Por: Luís Canhemba

Há cerca de três meses, no início da escalada militar entre o Irão, os Estados Unidos e Israel, escrevi que o verdadeiro impacto daquele conflito não seria militar, mas económico. Na altura, procurei chamar a atenção para um facto simples: embora Moçambique estivesse geograficamente distante do teatro das operações, acabaria por sentir os seus efeitos. Afinal, como então referi, o petróleo é o sangue que alimenta a economia moderna.

Hoje, escrevo este artigo num contexto diferente, marcado por sinais de cessar-fogo e por uma esperança cautelosa em relação ao futuro do acordo alcançado. Persistem dúvidas quanto à sua sustentabilidade. A história do Médio Oriente aconselha prudência. Mas, mesmo que ainda seja cedo para celebrar, há uma constatação que merece destaque: se as guerras têm custos económicos, a paz também produz dividendos.

Os moçambicanos não precisam de recorrer aos livros de economia para compreender isso. Nas últimas semanas, assistimos a filas nas bombas de combustível, receios quanto ao abastecimento e incertezas sobre a evolução dos preços. Muitos encararam o problema como uma crise local, mas a verdade é que os seus factores explicativos encontravam-se a milhares de quilómetros de distância. Quando o mundo receia que o Estreito de Ormuz, por onde passa cerca de 20% do petróleo mundial, possa ser afectado por um conflito, os mercados reagem de imediato. E quando os mercados reagem, os efeitos acabam por chegar a Maputo, Beira, Nampula ou Pemba.

Com os primeiros sinais de entendimento entre os Estados Unidos da América e Irão a surgirem, o preço internacional do petróleo recuou mais de 4%, trazendo algum alívio aos mercados. Segundo a Agência Internacional de Energia, uma redução de 10 dólares por barril representa uma poupança superior a 300 mil milhões de dólares por ano para os países importadores líquidos de petróleo.
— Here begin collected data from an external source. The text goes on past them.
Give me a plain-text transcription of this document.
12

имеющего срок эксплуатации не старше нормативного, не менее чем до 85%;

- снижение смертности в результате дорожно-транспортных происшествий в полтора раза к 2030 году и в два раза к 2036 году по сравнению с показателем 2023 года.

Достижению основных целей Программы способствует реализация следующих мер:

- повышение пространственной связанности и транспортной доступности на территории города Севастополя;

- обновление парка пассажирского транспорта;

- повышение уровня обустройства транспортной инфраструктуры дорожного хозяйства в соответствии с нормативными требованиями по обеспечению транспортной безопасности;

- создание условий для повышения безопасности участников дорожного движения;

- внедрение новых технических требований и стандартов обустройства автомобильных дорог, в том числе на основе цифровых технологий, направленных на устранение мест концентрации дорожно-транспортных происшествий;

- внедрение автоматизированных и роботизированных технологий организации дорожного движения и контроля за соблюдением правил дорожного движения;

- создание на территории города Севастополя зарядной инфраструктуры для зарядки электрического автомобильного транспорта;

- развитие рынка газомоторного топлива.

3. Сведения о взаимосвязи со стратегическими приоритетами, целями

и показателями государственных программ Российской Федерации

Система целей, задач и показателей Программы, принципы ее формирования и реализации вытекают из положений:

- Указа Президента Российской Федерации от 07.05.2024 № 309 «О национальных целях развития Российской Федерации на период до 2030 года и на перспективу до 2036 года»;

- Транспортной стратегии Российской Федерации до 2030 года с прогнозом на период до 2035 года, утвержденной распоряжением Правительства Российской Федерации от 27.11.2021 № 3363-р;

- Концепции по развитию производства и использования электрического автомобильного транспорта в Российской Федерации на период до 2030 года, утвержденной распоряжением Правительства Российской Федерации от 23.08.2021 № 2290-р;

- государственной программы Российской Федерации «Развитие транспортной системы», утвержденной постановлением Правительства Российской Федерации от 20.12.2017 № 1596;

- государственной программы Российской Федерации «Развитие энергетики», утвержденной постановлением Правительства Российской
Para economias como a moçambicana, isso significa menos pressão inflacionária, menores custos de transporte, maior previsibilidade para as empresas e mais poder de compra para as famílias.

Alguns academicos e alguns dados ajudam-nos a perceber esta nova realidade. John Maynard Keynes lembrava que a prosperidade depende da confiança. Jeffrey Sachs acrescenta que a paz constitui um activo económico, porque permite direccionar recursos para actividades produtivas em vez de os consumir em conflitos destrutivos.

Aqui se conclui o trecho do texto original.